Neues Leben im alten Bahnhof
Die Station Varresbeck hat einen neuen Besitzer – und wird nun wieder auf Vordermann gebracht.
Wuppertal. Den Anfang machte ein Blatt Papier, geschützt in einer Klarsichtfolie, mehrfach kopiert und an die Türen und Fenster des alten Varresbecker Bahnhofs gehängt: In wenigen Zeilen bat Dieter Kastel darum, ab sofort nicht mehr das Gebäude an der Nordbahntrasse zu beschädigen und vor allem nicht mehr die Fenster einzuwerfen. Im März hat der 42 Jahre alte Wuppertaler das lange vergessene Denkmal von der Bahn gekauft, um es nun wieder Schritt für Schritt in Schuss zu bringen.
Einen alten Kindheitstraum habe er sich damit erfüllt, verrät Kastel im Gespräch mit der WZ - gut gelaunt und voller Tatendrang. "Hier haben wir jetzt jede Menge Platz", fügt er hinzu - und meint damit seine Frau, seinen Sohn, das gut 1600 Quadratmeter große Grundstück und sein ausgeprägtes Faible für Oldtimer-Motorräder: Dieter Kastel ist erklärter Tornax-Fan, gelernter Gas- und Wasserinstallateur, Konstrukteur im Maschinenbau, Bastler - und natürlich auch im Besitz eines alten Fahrrads (Baujahr 1935).
Mit dem will er in Zukunft die Nordbahntrasse vor seiner Haustür bereisen und über den Bahnhof Varresbeck hinaus für einen echten Hingucker sorgen. Bis dahin ist - bei aller Nähe - der Weg aber noch weit: "Wir erhalten den Bahnhof so, wie er jetzt ist", erklärt Kastel, "und das in enger Abstimmung mit der Denkmalbehörde." Schon zuvor hat der 42-jährige mit Vorliebe alte Wohnhäuser auf Vordermann gebracht.
Das 1879 in Betrieb genommene Schmuckstück an der Nordbahntrasse will er nach der Renovierung komplett privat nutzen - auch nach negativen Erfahrungen mit Mietnomaden. Gerüst-, Dach-, Fenster- und Dämmarbeiten stehen ebenso auf der Liste wie die Gestaltung des Eingangsbereichs nach historischem Vorbild.
"Wir brauchen dazu aber unbedingt noch alte Fotos vom Bahnhof aus der Zeit vor 1965", fügt Kastel nach umfangreichen Archiv-Recherchen hinzu. "Vielleicht gibt es ja noch ältere Wuppertaler, die im Besitz solcher Bilder sind. Das wäre uns jetzt eine große Hilfe." Schon in acht Wochen will Kastel den Bahnhof an der Benrather Straße so weit fertig haben, dass er mit seiner Familie einziehen kann. Jetzt gehe es aber erst einmal darum, ganz in Ruhe mit den Handwerkern am Gebäude arbeiten zu können. "Zeit für Gespräche und spontane Besucher bleibt da leider nicht." Schon jetzt sei die Resonanz groß.

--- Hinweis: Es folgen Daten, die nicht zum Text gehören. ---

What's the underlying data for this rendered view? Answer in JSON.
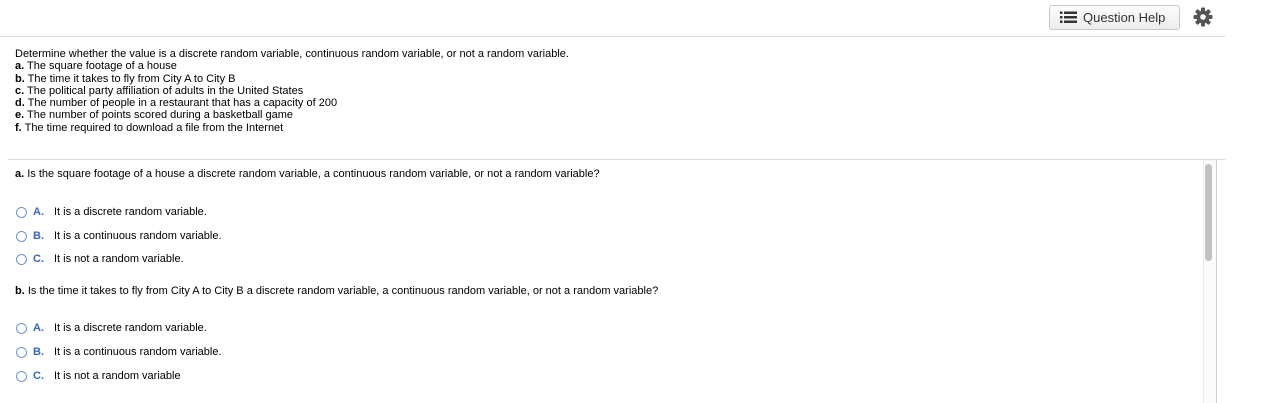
{
  "toolbar": {
    "question_help_label": "Question Help",
    "question_help_icon": "list-icon",
    "settings_icon": "gear-icon"
  },
  "intro": {
    "instruction": "Determine whether the value is a discrete random variable, continuous random variable, or not a random variable.",
    "items": [
      {
        "letter": "a.",
        "text": "The square footage of a house"
      },
      {
        "letter": "b.",
        "text": "The time it takes to fly from City A to City B"
      },
      {
        "letter": "c.",
        "text": "The political party affiliation of adults in the United States"
      },
      {
        "letter": "d.",
        "text": "The number of people in a restaurant that has a capacity of 200"
      },
      {
        "letter": "e.",
        "text": "The number of points scored during a basketball game"
      },
      {
        "letter": "f.",
        "text": "The time required to download a file from the Internet"
      }
    ]
  },
  "questions": [
    {
      "letter": "a.",
      "prompt": "Is the square footage of a house a discrete random variable, a continuous random variable, or not a random variable?",
      "options": [
        {
          "letter": "A.",
          "text": "It is a discrete random variable."
        },
        {
          "letter": "B.",
          "text": "It is a continuous random variable."
        },
        {
          "letter": "C.",
          "text": "It is not a random variable."
        }
      ]
    },
    {
      "letter": "b.",
      "prompt": "Is the time it takes to fly from City A to City B a discrete random variable, a continuous random variable, or not a random variable?",
      "options": [
        {
          "letter": "A.",
          "text": "It is a discrete random variable."
        },
        {
          "letter": "B.",
          "text": "It is a continuous random variable."
        },
        {
          "letter": "C.",
          "text": "It is not a random variable"
        }
      ]
    }
  ],
  "colors": {
    "option_letter": "#3b67b0",
    "radio_border": "#6f96c9"
  }
}
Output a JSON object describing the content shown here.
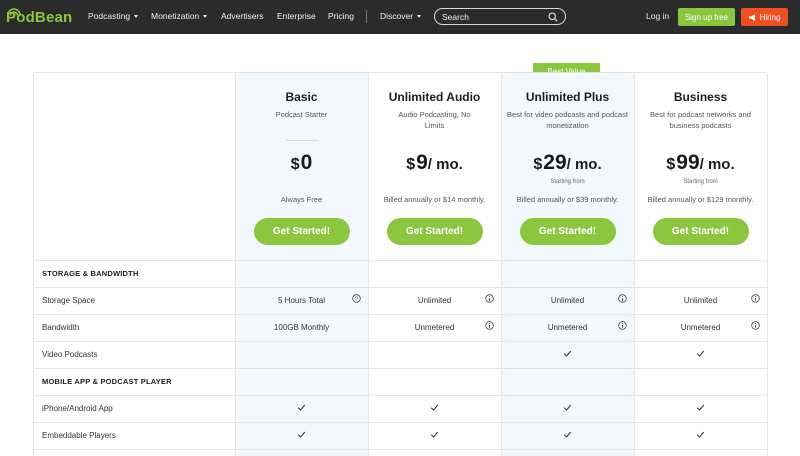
{
  "nav": {
    "logo_text": "PodBean",
    "menu": [
      {
        "label": "Podcasting",
        "has_caret": true
      },
      {
        "label": "Monetization",
        "has_caret": true
      },
      {
        "label": "Advertisers",
        "has_caret": false
      },
      {
        "label": "Enterprise",
        "has_caret": false
      },
      {
        "label": "Pricing",
        "has_caret": false
      },
      {
        "label": "Discover",
        "has_caret": true
      }
    ],
    "search_placeholder": "Search",
    "login": "Log in",
    "signup": "Sign up free",
    "hiring": "Hiring"
  },
  "badge": "Best Value",
  "plans": [
    {
      "name": "Basic",
      "desc": "Podcast Starter",
      "currency": "$",
      "amount": "0",
      "period": "",
      "starting": "",
      "billed": "Always Free",
      "cta": "Get Started!"
    },
    {
      "name": "Unlimited Audio",
      "desc": "Audio Podcasting, No Limits",
      "currency": "$",
      "amount": "9",
      "period": "/ mo.",
      "starting": "",
      "billed": "Billed annually or $14 monthly.",
      "cta": "Get Started!"
    },
    {
      "name": "Unlimited Plus",
      "desc": "Best for video podcasts and podcast monetization",
      "currency": "$",
      "amount": "29",
      "period": "/ mo.",
      "starting": "Starting from",
      "billed": "Billed annually or $39 monthly.",
      "cta": "Get Started!"
    },
    {
      "name": "Business",
      "desc": "Best for podcast networks and business podcasts",
      "currency": "$",
      "amount": "99",
      "period": "/ mo.",
      "starting": "Starting from",
      "billed": "Billed annually or $129 monthly.",
      "cta": "Get Started!"
    }
  ],
  "sections": {
    "storage": "STORAGE & BANDWIDTH",
    "mobile": "MOBILE APP & PODCAST PLAYER"
  },
  "rows": {
    "storage_space": {
      "label": "Storage Space",
      "values": [
        "5 Hours Total",
        "Unlimited",
        "Unlimited",
        "Unlimited"
      ]
    },
    "bandwidth": {
      "label": "Bandwidth",
      "values": [
        "100GB Monthly",
        "Unmetered",
        "Unmetered",
        "Unmetered"
      ]
    },
    "video": {
      "label": "Video Podcasts"
    },
    "app": {
      "label": "iPhone/Android App"
    },
    "players": {
      "label": "Embeddable Players"
    }
  },
  "colors": {
    "accent": "#8cc63f",
    "hiring": "#f04e23",
    "nav_bg": "#2b2b2b",
    "highlight_col": "#f3f8fc"
  }
}
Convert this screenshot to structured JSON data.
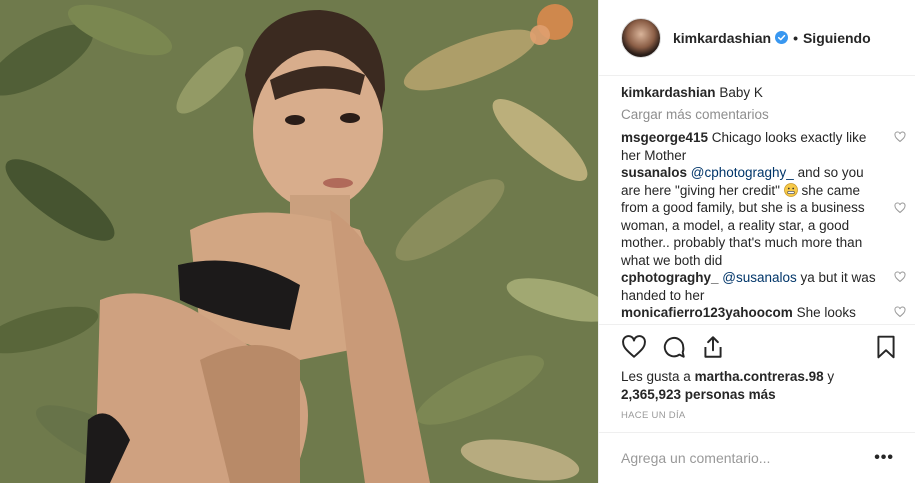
{
  "header": {
    "username": "kimkardashian",
    "separator": "•",
    "follow_status": "Siguiendo"
  },
  "caption": {
    "username": "kimkardashian",
    "text": "Baby K"
  },
  "load_more": "Cargar más comentarios",
  "comments": [
    {
      "username": "msgeorge415",
      "text_before": " Chicago looks exactly like her Mother",
      "mention": "",
      "text_after": ""
    },
    {
      "username": "susanalos",
      "text_before": " ",
      "mention": "@cphotograghy_",
      "text_after": " and so you are here \"giving her credit\"",
      "text_tail": " she came from a good family, but she is a business woman, a model, a reality star, a good mother.. probably that's much more than what we both did"
    },
    {
      "username": "cphotograghy_",
      "text_before": " ",
      "mention": "@susanalos",
      "text_after": " ya but it was handed to her"
    },
    {
      "username": "monicafierro123yahoocom",
      "text_before": " She looks"
    }
  ],
  "likes": {
    "prefix": "Les gusta a ",
    "liker": "martha.contreras.98",
    "middle": " y",
    "count": "2,365,923 personas más"
  },
  "timestamp": "HACE UN DÍA",
  "add_comment": {
    "placeholder": "Agrega un comentario...",
    "more_label": "•••"
  },
  "icons": {
    "verified": "verified-badge-icon",
    "like": "heart-icon",
    "comment": "comment-bubble-icon",
    "share": "share-icon",
    "save": "bookmark-icon"
  },
  "colors": {
    "verified": "#3897f0",
    "mention": "#003569",
    "muted": "#8e8e8e"
  }
}
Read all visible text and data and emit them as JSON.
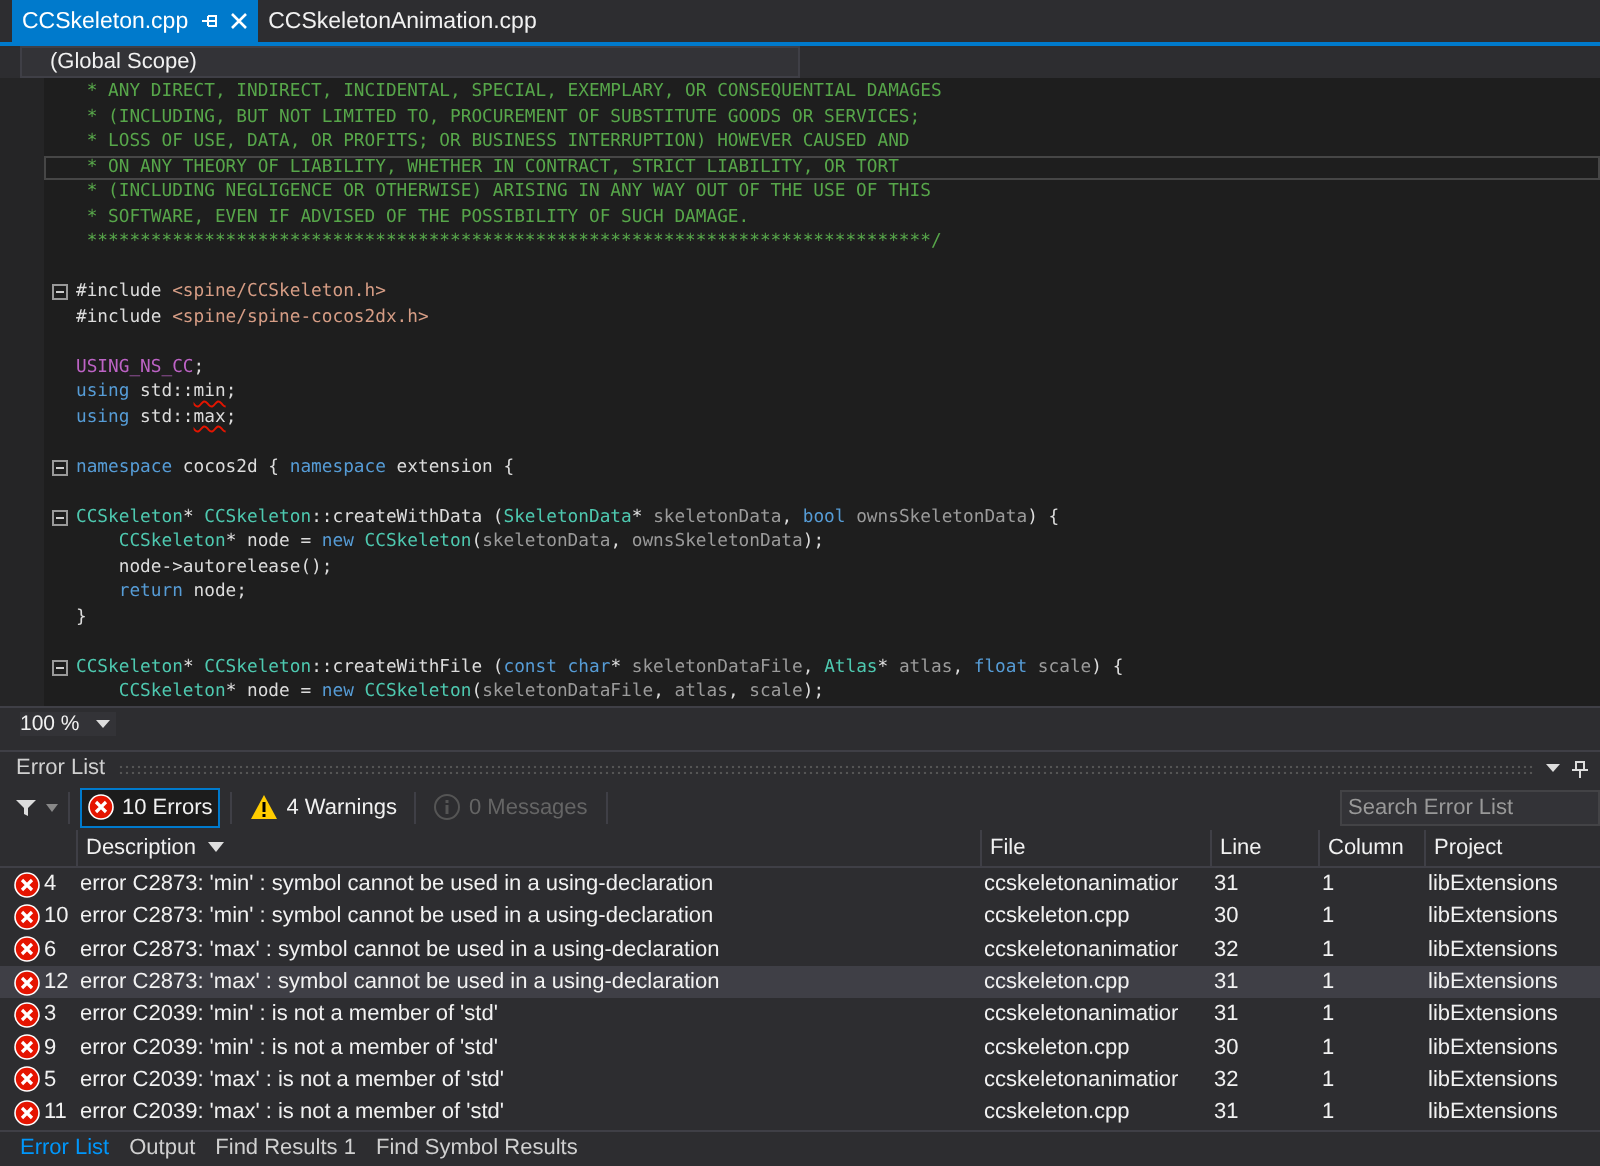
{
  "editor_tabs": [
    {
      "label": "CCSkeleton.cpp",
      "selected": true
    },
    {
      "label": "CCSkeletonAnimation.cpp",
      "selected": false
    }
  ],
  "scope": "(Global Scope)",
  "code": {
    "lines": [
      {
        "fold": false,
        "current": false,
        "tokens": [
          {
            "kind": "comment",
            "text": " * ANY DIRECT, INDIRECT, INCIDENTAL, SPECIAL, EXEMPLARY, OR CONSEQUENTIAL DAMAGES"
          }
        ]
      },
      {
        "fold": false,
        "current": false,
        "tokens": [
          {
            "kind": "comment",
            "text": " * (INCLUDING, BUT NOT LIMITED TO, PROCUREMENT OF SUBSTITUTE GOODS OR SERVICES;"
          }
        ]
      },
      {
        "fold": false,
        "current": false,
        "tokens": [
          {
            "kind": "comment",
            "text": " * LOSS OF USE, DATA, OR PROFITS; OR BUSINESS INTERRUPTION) HOWEVER CAUSED AND"
          }
        ]
      },
      {
        "fold": false,
        "current": true,
        "tokens": [
          {
            "kind": "comment",
            "text": " * ON ANY THEORY OF LIABILITY, WHETHER IN CONTRACT, STRICT LIABILITY, OR TORT"
          }
        ]
      },
      {
        "fold": false,
        "current": false,
        "tokens": [
          {
            "kind": "comment",
            "text": " * (INCLUDING NEGLIGENCE OR OTHERWISE) ARISING IN ANY WAY OUT OF THE USE OF THIS"
          }
        ]
      },
      {
        "fold": false,
        "current": false,
        "tokens": [
          {
            "kind": "comment",
            "text": " * SOFTWARE, EVEN IF ADVISED OF THE POSSIBILITY OF SUCH DAMAGE."
          }
        ]
      },
      {
        "fold": false,
        "current": false,
        "tokens": [
          {
            "kind": "comment",
            "text": " *******************************************************************************/"
          }
        ]
      },
      {
        "fold": false,
        "current": false
      },
      {
        "fold": true,
        "current": false,
        "tokens": [
          {
            "kind": "plain",
            "text": "#include "
          },
          {
            "kind": "string",
            "text": "<spine/CCSkeleton.h>"
          }
        ]
      },
      {
        "fold": false,
        "current": false,
        "tokens": [
          {
            "kind": "plain",
            "text": "#include "
          },
          {
            "kind": "string",
            "text": "<spine/spine-cocos2dx.h>"
          }
        ]
      },
      {
        "fold": false,
        "current": false
      },
      {
        "fold": false,
        "current": false,
        "tokens": [
          {
            "kind": "macro",
            "text": "USING_NS_CC"
          },
          {
            "kind": "plain",
            "text": ";"
          }
        ]
      },
      {
        "fold": false,
        "current": false,
        "tokens": [
          {
            "kind": "keyword",
            "text": "using"
          },
          {
            "kind": "plain",
            "text": " std::"
          },
          {
            "kind": "error",
            "text": "min"
          },
          {
            "kind": "plain",
            "text": ";"
          }
        ]
      },
      {
        "fold": false,
        "current": false,
        "tokens": [
          {
            "kind": "keyword",
            "text": "using"
          },
          {
            "kind": "plain",
            "text": " std::"
          },
          {
            "kind": "error",
            "text": "max"
          },
          {
            "kind": "plain",
            "text": ";"
          }
        ]
      },
      {
        "fold": false,
        "current": false
      },
      {
        "fold": true,
        "current": false,
        "tokens": [
          {
            "kind": "keyword",
            "text": "namespace"
          },
          {
            "kind": "plain",
            "text": " cocos2d { "
          },
          {
            "kind": "keyword",
            "text": "namespace"
          },
          {
            "kind": "plain",
            "text": " extension {"
          }
        ]
      },
      {
        "fold": false,
        "current": false
      },
      {
        "fold": true,
        "current": false,
        "tokens": [
          {
            "kind": "type",
            "text": "CCSkeleton"
          },
          {
            "kind": "plain",
            "text": "* "
          },
          {
            "kind": "type",
            "text": "CCSkeleton"
          },
          {
            "kind": "plain",
            "text": "::createWithData ("
          },
          {
            "kind": "type",
            "text": "SkeletonData"
          },
          {
            "kind": "plain",
            "text": "* "
          },
          {
            "kind": "param",
            "text": "skeletonData"
          },
          {
            "kind": "plain",
            "text": ", "
          },
          {
            "kind": "keyword",
            "text": "bool"
          },
          {
            "kind": "param",
            "text": " ownsSkeletonData"
          },
          {
            "kind": "plain",
            "text": ") {"
          }
        ]
      },
      {
        "fold": false,
        "current": false,
        "tokens": [
          {
            "kind": "type",
            "text": "    CCSkeleton"
          },
          {
            "kind": "plain",
            "text": "* node = "
          },
          {
            "kind": "keyword",
            "text": "new "
          },
          {
            "kind": "type",
            "text": "CCSkeleton"
          },
          {
            "kind": "plain",
            "text": "("
          },
          {
            "kind": "param",
            "text": "skeletonData"
          },
          {
            "kind": "plain",
            "text": ", "
          },
          {
            "kind": "param",
            "text": "ownsSkeletonData"
          },
          {
            "kind": "plain",
            "text": ");"
          }
        ]
      },
      {
        "fold": false,
        "current": false,
        "tokens": [
          {
            "kind": "plain",
            "text": "    node->autorelease();"
          }
        ]
      },
      {
        "fold": false,
        "current": false,
        "tokens": [
          {
            "kind": "keyword",
            "text": "    return"
          },
          {
            "kind": "plain",
            "text": " node;"
          }
        ]
      },
      {
        "fold": false,
        "current": false,
        "tokens": [
          {
            "kind": "plain",
            "text": "}"
          }
        ]
      },
      {
        "fold": false,
        "current": false
      },
      {
        "fold": true,
        "current": false,
        "tokens": [
          {
            "kind": "type",
            "text": "CCSkeleton"
          },
          {
            "kind": "plain",
            "text": "* "
          },
          {
            "kind": "type",
            "text": "CCSkeleton"
          },
          {
            "kind": "plain",
            "text": "::createWithFile ("
          },
          {
            "kind": "keyword",
            "text": "const char"
          },
          {
            "kind": "plain",
            "text": "* "
          },
          {
            "kind": "param",
            "text": "skeletonDataFile"
          },
          {
            "kind": "plain",
            "text": ", "
          },
          {
            "kind": "type",
            "text": "Atlas"
          },
          {
            "kind": "plain",
            "text": "* "
          },
          {
            "kind": "param",
            "text": "atlas"
          },
          {
            "kind": "plain",
            "text": ", "
          },
          {
            "kind": "keyword",
            "text": "float"
          },
          {
            "kind": "param",
            "text": " scale"
          },
          {
            "kind": "plain",
            "text": ") {"
          }
        ]
      },
      {
        "fold": false,
        "current": false,
        "tokens": [
          {
            "kind": "type",
            "text": "    CCSkeleton"
          },
          {
            "kind": "plain",
            "text": "* node = "
          },
          {
            "kind": "keyword",
            "text": "new "
          },
          {
            "kind": "type",
            "text": "CCSkeleton"
          },
          {
            "kind": "plain",
            "text": "("
          },
          {
            "kind": "param",
            "text": "skeletonDataFile"
          },
          {
            "kind": "plain",
            "text": ", "
          },
          {
            "kind": "param",
            "text": "atlas"
          },
          {
            "kind": "plain",
            "text": ", "
          },
          {
            "kind": "param",
            "text": "scale"
          },
          {
            "kind": "plain",
            "text": ");"
          }
        ]
      }
    ]
  },
  "zoom": "100 %",
  "error_list": {
    "title": "Error List",
    "filters": [
      {
        "kind": "error",
        "label": "10 Errors",
        "selected": true,
        "disabled": false
      },
      {
        "kind": "warning",
        "label": "4 Warnings",
        "selected": false,
        "disabled": false
      },
      {
        "kind": "info",
        "label": "0 Messages",
        "selected": false,
        "disabled": true
      }
    ],
    "search": {
      "placeholder": "Search Error List"
    },
    "columns": [
      {
        "label": "Description",
        "sorted": true
      },
      {
        "label": "File",
        "sorted": false
      },
      {
        "label": "Line",
        "sorted": false
      },
      {
        "label": "Column",
        "sorted": false
      },
      {
        "label": "Project",
        "sorted": false
      }
    ],
    "rows": [
      {
        "code": "4",
        "description": "error C2873: 'min' : symbol cannot be used in a using-declaration",
        "file": "ccskeletonanimatior",
        "line": "31",
        "column": "1",
        "project": "libExtensions",
        "selected": false
      },
      {
        "code": "10",
        "description": "error C2873: 'min' : symbol cannot be used in a using-declaration",
        "file": "ccskeleton.cpp",
        "line": "30",
        "column": "1",
        "project": "libExtensions",
        "selected": false
      },
      {
        "code": "6",
        "description": "error C2873: 'max' : symbol cannot be used in a using-declaration",
        "file": "ccskeletonanimatior",
        "line": "32",
        "column": "1",
        "project": "libExtensions",
        "selected": false
      },
      {
        "code": "12",
        "description": "error C2873: 'max' : symbol cannot be used in a using-declaration",
        "file": "ccskeleton.cpp",
        "line": "31",
        "column": "1",
        "project": "libExtensions",
        "selected": true
      },
      {
        "code": "3",
        "description": "error C2039: 'min' : is not a member of 'std'",
        "file": "ccskeletonanimatior",
        "line": "31",
        "column": "1",
        "project": "libExtensions",
        "selected": false
      },
      {
        "code": "9",
        "description": "error C2039: 'min' : is not a member of 'std'",
        "file": "ccskeleton.cpp",
        "line": "30",
        "column": "1",
        "project": "libExtensions",
        "selected": false
      },
      {
        "code": "5",
        "description": "error C2039: 'max' : is not a member of 'std'",
        "file": "ccskeletonanimatior",
        "line": "32",
        "column": "1",
        "project": "libExtensions",
        "selected": false
      },
      {
        "code": "11",
        "description": "error C2039: 'max' : is not a member of 'std'",
        "file": "ccskeleton.cpp",
        "line": "31",
        "column": "1",
        "project": "libExtensions",
        "selected": false
      }
    ]
  },
  "bottom_tabs": [
    {
      "label": "Error List",
      "selected": true
    },
    {
      "label": "Output",
      "selected": false
    },
    {
      "label": "Find Results 1",
      "selected": false
    },
    {
      "label": "Find Symbol Results",
      "selected": false
    }
  ]
}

Ein Vierteljahr hat der Wuppertaler mit der Bahn verhandelt, ist nach eigenem Bekunden hartnäckig geblieben - und behält den Kaufpreis für sich. "Die Sparkasse hat mich da sehr unterstützt" Nach seinem Appell auf Papier haben ihm einige Wuppertaler Hilfe bei der Renovierung des Bahnhofs angeboten, "und auch das freut mich sehr, ist aber jetzt ausreichend."
Die Sprache verschlug es Kastel allerdings, als sich bei ihm auch noch ein Jugendlicher meldete, der angesichts der eingeworfenen Fenster offenbar ein schlechtes Gewissen hatte - und ebenfalls mithelfen wollte. So etwas erlebt man, dessen ist sich Dieter Kastel ganz sicher, nur an der Nordbahntrasse.